Elle doit se détourner des yeux de rubis. La chambre est caissonnée de boiseries anciennes, au lustre impeccable. Le sol est recouvert d’un tapis assorti tissé de diagrammes de circuits électroniques.
— Il n’y avait pas deux lots identiques. La seule constante était la substance dont la signature psychotropique tenait lieu pour toi de « drogue ». Au cours de l’ingestion, bien d’autres substances intervenaient, de même que plusieurs douzaines de nanomécanismes subcellulaires, programmés pour restructurer les altérations synaptiques effectuées par Christopher Mitchell…
« Les vévés de ton père sont altérés, en partie effacés, redessinés…
— Sur ordre de qui ? De Hilton ? Était-ce Hilton ?
— La décision émanait du Script. À ton retour de la Jamaïque, le Script a conseillé à Swift de te refaire tâter de la drogue. Piper Hill a tenté d’appliquer ses instructions…
Elle sent une pression croissante dans son crâne, deux points douloureux derrière les yeux…
— Hilton Swift est obligé d’appliquer les décisions du Script. Senso/Rézo est une entité trop complexe pour survivre, autrement, et le Script, créé bien après l’instant radieux, est d’un autre ordre. La technologie biogicielle que ton père a élaborée a permis de faire naître le Script. Le Script est naïf.

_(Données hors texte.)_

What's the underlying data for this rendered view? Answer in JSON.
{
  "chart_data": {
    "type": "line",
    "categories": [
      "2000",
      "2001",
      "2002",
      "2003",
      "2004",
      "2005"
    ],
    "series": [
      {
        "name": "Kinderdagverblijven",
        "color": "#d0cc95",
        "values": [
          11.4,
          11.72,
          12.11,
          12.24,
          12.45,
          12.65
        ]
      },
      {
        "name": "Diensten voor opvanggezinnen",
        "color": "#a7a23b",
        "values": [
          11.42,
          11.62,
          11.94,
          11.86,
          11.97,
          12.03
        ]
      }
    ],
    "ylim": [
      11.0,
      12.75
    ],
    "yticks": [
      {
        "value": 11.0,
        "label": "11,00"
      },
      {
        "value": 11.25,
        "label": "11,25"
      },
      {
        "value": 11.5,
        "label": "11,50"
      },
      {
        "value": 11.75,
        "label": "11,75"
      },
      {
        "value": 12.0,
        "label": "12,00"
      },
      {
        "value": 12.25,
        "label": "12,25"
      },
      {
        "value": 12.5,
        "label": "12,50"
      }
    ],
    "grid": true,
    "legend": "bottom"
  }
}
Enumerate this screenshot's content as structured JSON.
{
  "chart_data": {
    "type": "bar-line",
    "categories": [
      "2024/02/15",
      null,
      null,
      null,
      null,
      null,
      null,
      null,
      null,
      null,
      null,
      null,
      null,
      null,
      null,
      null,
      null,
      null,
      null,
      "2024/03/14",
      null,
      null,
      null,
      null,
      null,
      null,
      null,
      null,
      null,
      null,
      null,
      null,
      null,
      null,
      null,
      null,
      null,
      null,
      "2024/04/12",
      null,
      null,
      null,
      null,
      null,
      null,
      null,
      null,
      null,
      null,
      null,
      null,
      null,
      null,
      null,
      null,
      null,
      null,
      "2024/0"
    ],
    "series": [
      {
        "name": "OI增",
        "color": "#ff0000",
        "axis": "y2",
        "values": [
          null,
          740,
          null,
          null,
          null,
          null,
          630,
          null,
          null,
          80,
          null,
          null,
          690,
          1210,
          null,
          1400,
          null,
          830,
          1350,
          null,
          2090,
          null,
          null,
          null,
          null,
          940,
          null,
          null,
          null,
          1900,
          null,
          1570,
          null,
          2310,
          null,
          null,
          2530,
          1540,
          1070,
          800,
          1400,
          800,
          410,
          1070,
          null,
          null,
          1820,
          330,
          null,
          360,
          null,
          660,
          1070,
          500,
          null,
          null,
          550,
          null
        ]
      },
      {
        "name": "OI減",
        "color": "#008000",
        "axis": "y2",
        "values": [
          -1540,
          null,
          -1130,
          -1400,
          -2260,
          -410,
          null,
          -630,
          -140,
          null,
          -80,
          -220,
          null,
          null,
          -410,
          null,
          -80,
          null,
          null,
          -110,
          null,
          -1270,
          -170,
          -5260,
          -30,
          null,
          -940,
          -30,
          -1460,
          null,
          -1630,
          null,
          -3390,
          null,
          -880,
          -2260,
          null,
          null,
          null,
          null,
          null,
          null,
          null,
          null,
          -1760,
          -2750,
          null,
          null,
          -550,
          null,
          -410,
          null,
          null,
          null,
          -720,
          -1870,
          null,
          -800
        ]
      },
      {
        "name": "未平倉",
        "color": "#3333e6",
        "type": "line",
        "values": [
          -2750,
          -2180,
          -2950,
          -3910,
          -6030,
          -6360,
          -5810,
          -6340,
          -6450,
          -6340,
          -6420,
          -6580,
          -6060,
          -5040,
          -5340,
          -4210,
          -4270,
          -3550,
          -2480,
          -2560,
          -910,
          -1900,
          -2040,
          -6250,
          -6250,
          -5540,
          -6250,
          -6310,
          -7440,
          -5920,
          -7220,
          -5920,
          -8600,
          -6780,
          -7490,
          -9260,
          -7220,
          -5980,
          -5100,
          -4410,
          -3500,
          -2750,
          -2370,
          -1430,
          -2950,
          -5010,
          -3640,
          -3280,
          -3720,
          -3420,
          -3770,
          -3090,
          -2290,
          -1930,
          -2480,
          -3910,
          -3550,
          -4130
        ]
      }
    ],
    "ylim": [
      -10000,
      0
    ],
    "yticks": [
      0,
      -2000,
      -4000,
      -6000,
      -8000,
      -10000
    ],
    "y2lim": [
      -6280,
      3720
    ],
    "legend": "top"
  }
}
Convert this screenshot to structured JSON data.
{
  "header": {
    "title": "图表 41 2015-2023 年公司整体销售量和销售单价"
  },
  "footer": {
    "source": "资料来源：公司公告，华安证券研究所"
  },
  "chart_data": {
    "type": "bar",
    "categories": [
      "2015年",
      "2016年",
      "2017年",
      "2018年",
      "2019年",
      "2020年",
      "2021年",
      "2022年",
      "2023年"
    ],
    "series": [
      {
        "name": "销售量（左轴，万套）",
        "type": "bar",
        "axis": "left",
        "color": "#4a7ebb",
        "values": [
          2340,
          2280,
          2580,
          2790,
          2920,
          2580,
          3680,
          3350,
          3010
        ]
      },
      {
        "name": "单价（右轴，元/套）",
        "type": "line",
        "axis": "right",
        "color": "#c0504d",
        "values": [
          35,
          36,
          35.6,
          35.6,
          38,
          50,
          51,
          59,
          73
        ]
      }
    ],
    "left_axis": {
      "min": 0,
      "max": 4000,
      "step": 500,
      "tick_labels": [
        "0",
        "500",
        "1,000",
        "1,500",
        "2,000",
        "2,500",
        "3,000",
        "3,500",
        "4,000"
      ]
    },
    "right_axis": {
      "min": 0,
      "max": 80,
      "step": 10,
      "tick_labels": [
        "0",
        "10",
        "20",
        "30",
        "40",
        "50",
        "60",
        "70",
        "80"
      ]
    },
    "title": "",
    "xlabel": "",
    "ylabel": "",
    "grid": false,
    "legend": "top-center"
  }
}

— Pourquoi ? Pourquoi le Script veut-il que je fasse ça ?
— Le Script est le Script. Le Script est le boulot du Script…
— Mais qui envoie les rêves ?
— On ne te les envoie pas. Tu es attirée vers eux, comme tu as été naguère attirée vers les loa. La tentative du Script pour récrire le message de ton père a échoué. Quelque pulsion intérieure t’a permis de t’échapper. Le coup-poudre a fait long feu.
— C’est le Script qui a envoyé la femme, pour m’enlever ?
— Les motivations du Script me sont inaccessibles. D’un ordre différent. Le Script a permis le retournement de Robin, de Lanier par les agents de 3Jane.
— Mais pourquoi ?
Et la douleur devient insoutenable.
— Elle a le nez qui saigne, dit la prostituée. Qu’est-ce que je vais faire, moi ?
— Tu l’essuies. Force-la à s’allonger. Merde ! Démerde-toi, enfin…
— C’était quoi au juste, ce truc qu’elle a raconté à propos du New Jersey ?
— Ferme-la. Vu ? Tâche plutôt de nous trouver une rampe de sortie.
— Pourquoi ?
— On file vers le New Jersey.
Du sang sur la fourrure neuve. Kelly serait furieux.